Le Calife doit faire appliquer la loi, mais il n'a pas le droit de l'interpréter. Ce pouvoir est remis à des spécialistes, des laïcs, qui exercent souvent un métier, mais qui, en outre, ont étudié  dans des écoles religieuses. Souvent, aujourd'hui, ils sont des enseignants, rétribués par l'Etat ou par des fondations religieuses. Les véritables successeurs du prophète étaient donc , pourrait-on dire, des professeurs de droit canonique. Ils étaient indispensables car le droit, dans l'islam, est  extrêmement complexe. Ces professeurs, les ayatollahs et les mollahs  chez les chiites, sont une sorte de clergé. Chez les sunnites, on a les ulémas. C'est un clergé sans Eglise, sans hiérarchie. L'Islam est une religion sans autorité enseignante.

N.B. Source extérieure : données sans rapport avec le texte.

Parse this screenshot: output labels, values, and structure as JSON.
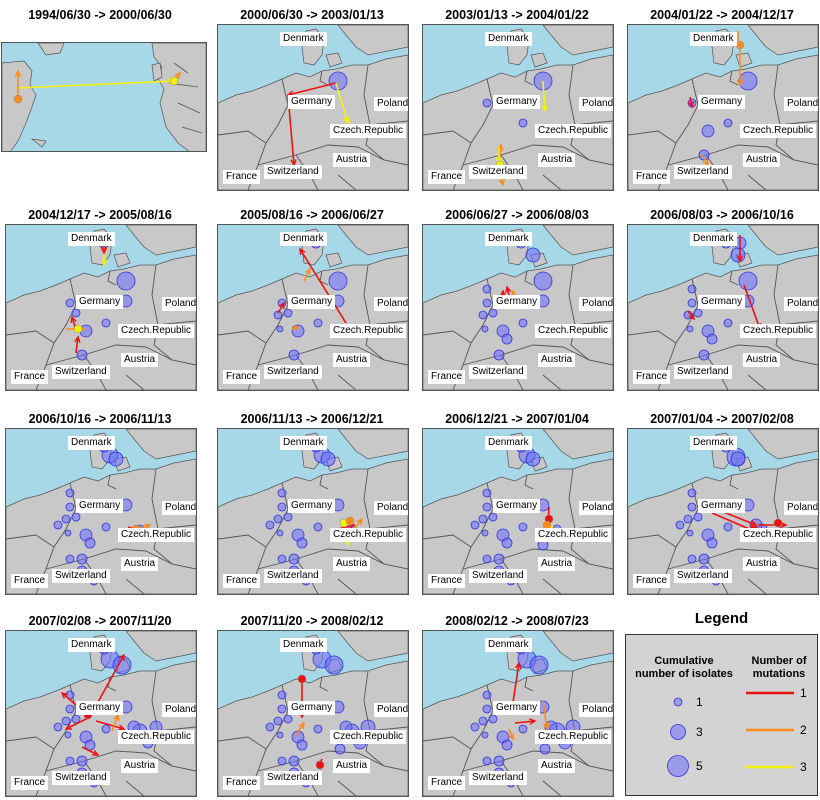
{
  "colors": {
    "sea": "#a7d8e8",
    "land": "#c8c8c8",
    "border": "#555555",
    "isolate_fill": "rgba(110,110,255,0.55)",
    "isolate_stroke": "#3333dd",
    "mut1": "#ee1111",
    "mut2": "#ff8c1a",
    "mut3": "#f2f20c"
  },
  "countries": {
    "denmark": "Denmark",
    "germany": "Germany",
    "poland": "Poland",
    "czech": "Czech.Republic",
    "austria": "Austria",
    "switzerland": "Switzerland",
    "france": "France"
  },
  "panels": [
    {
      "title": "1994/06/30 -> 2000/06/30"
    },
    {
      "title": "2000/06/30 -> 2003/01/13"
    },
    {
      "title": "2003/01/13 -> 2004/01/22"
    },
    {
      "title": "2004/01/22 -> 2004/12/17"
    },
    {
      "title": "2004/12/17 -> 2005/08/16"
    },
    {
      "title": "2005/08/16 -> 2006/06/27"
    },
    {
      "title": "2006/06/27 -> 2006/08/03"
    },
    {
      "title": "2006/08/03 -> 2006/10/16"
    },
    {
      "title": "2006/10/16 -> 2006/11/13"
    },
    {
      "title": "2006/11/13 -> 2006/12/21"
    },
    {
      "title": "2006/12/21 -> 2007/01/04"
    },
    {
      "title": "2007/01/04 -> 2007/02/08"
    },
    {
      "title": "2007/02/08 -> 2007/11/20"
    },
    {
      "title": "2007/11/20 -> 2008/02/12"
    },
    {
      "title": "2008/02/12 -> 2008/07/23"
    }
  ],
  "legend": {
    "title": "Legend",
    "isolates_header": "Cumulative number of isolates",
    "mutations_header": "Number of mutations",
    "isolate_sizes": [
      "1",
      "3",
      "5"
    ],
    "mutation_counts": [
      "1",
      "2",
      "3"
    ]
  }
}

Le droit s'est compliqué parce que le Coran ne suffisait pas. Surtout avec l'évolution des conditions sociales, avec la sédentarisation. On eut alors recours à la tradition, qu'on fit remonter au Prophète. Tout est attribué au Prophète et à ses disciples. De la politique à l'hygiène, du commerce à la façon de se tenir à table. . Tradition, coutume, se dit sunna en arabe. Et les sunnites se targuent  d'être les seuls dépositaires de la tradition du prophète. Ils se trompent  Les chiites aussi croient à la tradition, qu'ils définissent seulement un peu autrement.

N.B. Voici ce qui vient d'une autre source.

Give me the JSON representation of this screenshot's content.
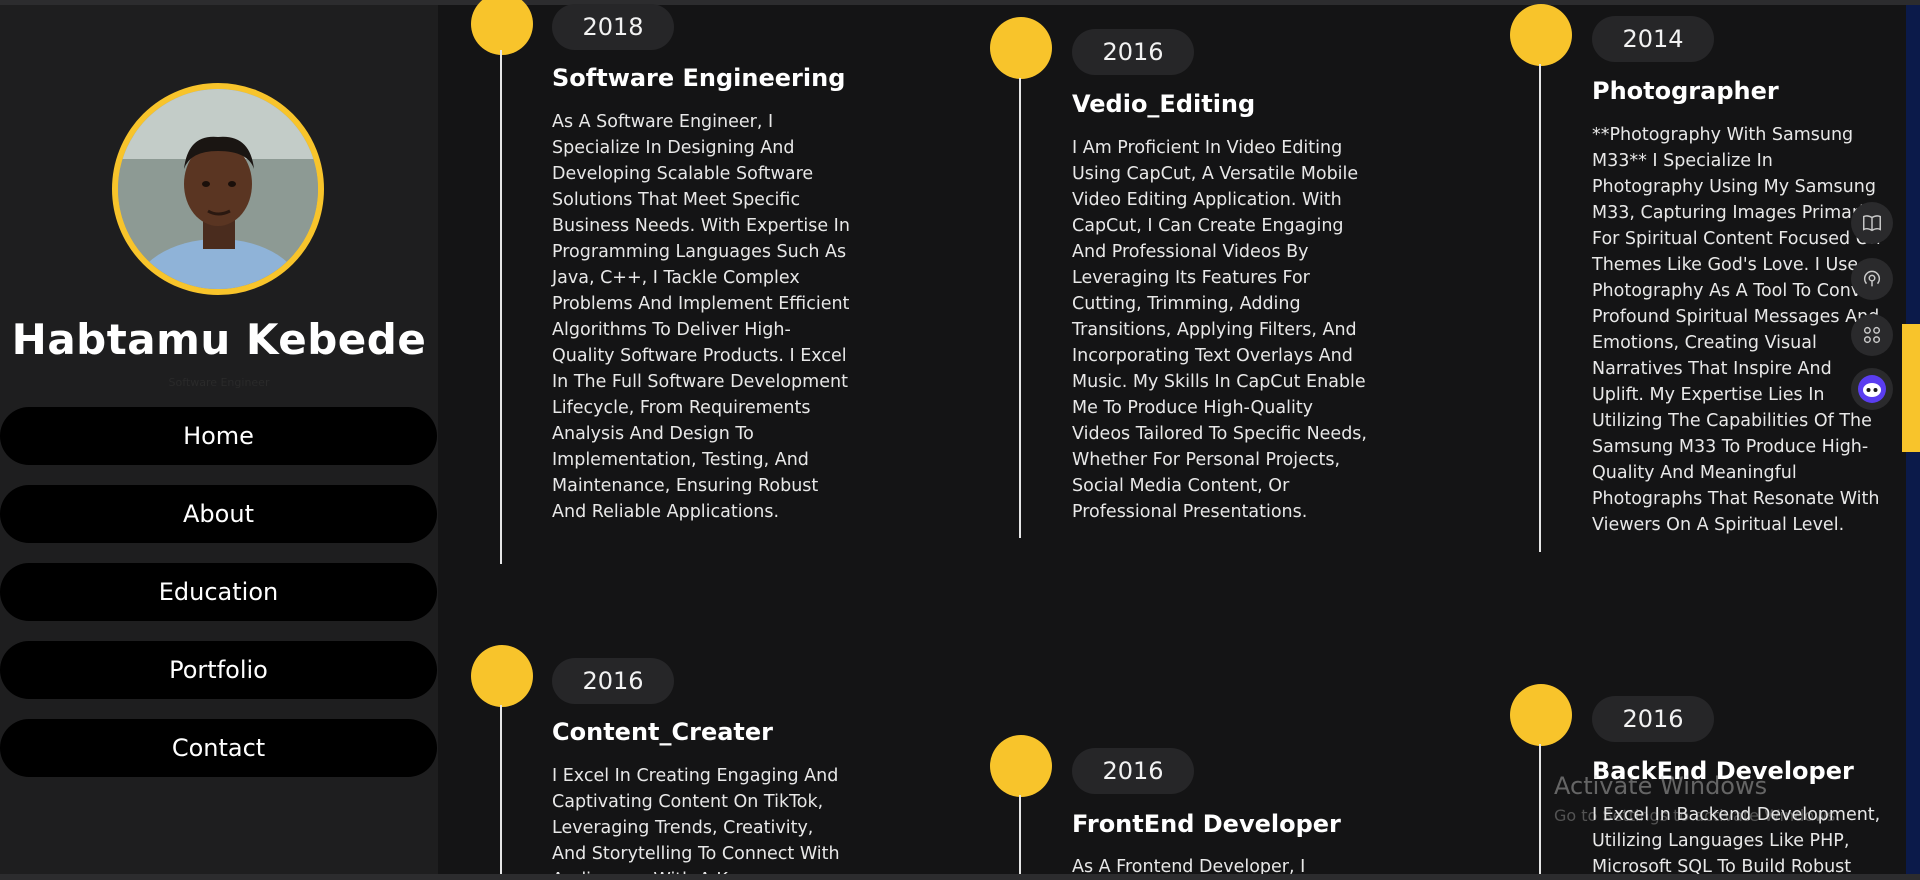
{
  "profile": {
    "name": "Habtamu Kebede",
    "role": "Software Engineer"
  },
  "nav": [
    "Home",
    "About",
    "Education",
    "Portfolio",
    "Contact"
  ],
  "timeline": [
    {
      "year": "2018",
      "title": "Software Engineering",
      "description": "As A Software Engineer, I Specialize In Designing And Developing Scalable Software Solutions That Meet Specific Business Needs. With Expertise In Programming Languages Such As Java, C++, I Tackle Complex Problems And Implement Efficient Algorithms To Deliver High-Quality Software Products. I Excel In The Full Software Development Lifecycle, From Requirements Analysis And Design To Implementation, Testing, And Maintenance, Ensuring Robust And Reliable Applications."
    },
    {
      "year": "2016",
      "title": "Vedio_Editing",
      "description": "I Am Proficient In Video Editing Using CapCut, A Versatile Mobile Video Editing Application. With CapCut, I Can Create Engaging And Professional Videos By Leveraging Its Features For Cutting, Trimming, Adding Transitions, Applying Filters, And Incorporating Text Overlays And Music. My Skills In CapCut Enable Me To Produce High-Quality Videos Tailored To Specific Needs, Whether For Personal Projects, Social Media Content, Or Professional Presentations."
    },
    {
      "year": "2014",
      "title": "Photographer",
      "description": "**Photography With Samsung M33** I Specialize In Photography Using My Samsung M33, Capturing Images Primarily For Spiritual Content Focused On Themes Like God's Love. I Use Photography As A Tool To Convey Profound Spiritual Messages And Emotions, Creating Visual Narratives That Inspire And Uplift. My Expertise Lies In Utilizing The Capabilities Of The Samsung M33 To Produce High-Quality And Meaningful Photographs That Resonate With Viewers On A Spiritual Level."
    },
    {
      "year": "2016",
      "title": "Content_Creater",
      "description": "I Excel In Creating Engaging And Captivating Content On TikTok, Leveraging Trends, Creativity, And Storytelling To Connect With Audiences. With A Keen"
    },
    {
      "year": "2016",
      "title": "FrontEnd Developer",
      "description": "As A Frontend Developer, I"
    },
    {
      "year": "2016",
      "title": "BackEnd Developer",
      "description": "I Excel In Backend Development, Utilizing Languages Like PHP, Microsoft SQL To Build Robust"
    }
  ],
  "side_icons": [
    "book-icon",
    "podcast-icon",
    "apps-grid-icon",
    "assistant-bot-icon"
  ],
  "watermark": {
    "title": "Activate Windows",
    "subtitle": "Go to Settings to activate Windows."
  },
  "colors": {
    "accent": "#f8c42b",
    "background": "#141415",
    "sidebar": "#1e1e1f",
    "pill": "#262628"
  }
}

Tradition et méthode juridique

On a donc des milliers et des milliers de paroles. Se pose donc le critère de vérité. Tous, sunnites et chiites pensent qu'est vrai ce qui a été transmis par des personnes dignes de confiance. Tout est question de confiance. Mais qui est digne de confiance ? Là-dessus chiites et sunnites divergent. Pour les chiites, la communauté primitive a déjà fait fausse route. La plupart des compagnons du Prophète étaient contre le seul successeur véritable, Ali.  Donc, la majorité de ceux qui avaient pu entendre les paroles mêmes du Prophète n'étaient déjà plus dignes de confiance. Il fallait restreindre la tradition à la famille du prophète, et encore à ceux-là seuls qui s'étaient déclarés pour Ali. De facto, les imams. Mais la série des imams, on l'a vu, s'était interrompue. Donc, plus de tradition vivante. Chez les sunnites au contraire, la tradition est continue depuis le début et se continue de génération en génération. Le droit musulman étant un droit divin, transmis par la tradition prophétique, on se tourne vers les spécialistes en science religieuse  pour interpréter. Ils ont donc une marge de jeu considérable. Nous leur devons le "système". Un système toujours fondé sur des idées religieuses et morales. Là encore il y a divergence entre sunnites et chiites. Les juristes ont à leur disposition deux instruments : le consensus et le raisonnement par analogie. Le consensus n'a guère la cote chez les chiites. Chez les sunnites au contraire, c'est le consensus qui joue et a conduit à la création de véritables écoles qui restreignirent toujours davantage la libre recherche juridique, qu'ils finirent par éliminer totalement au profit de l'opinion de l'école. Les juristes sunnites furent donc de moins en moins innovateurs.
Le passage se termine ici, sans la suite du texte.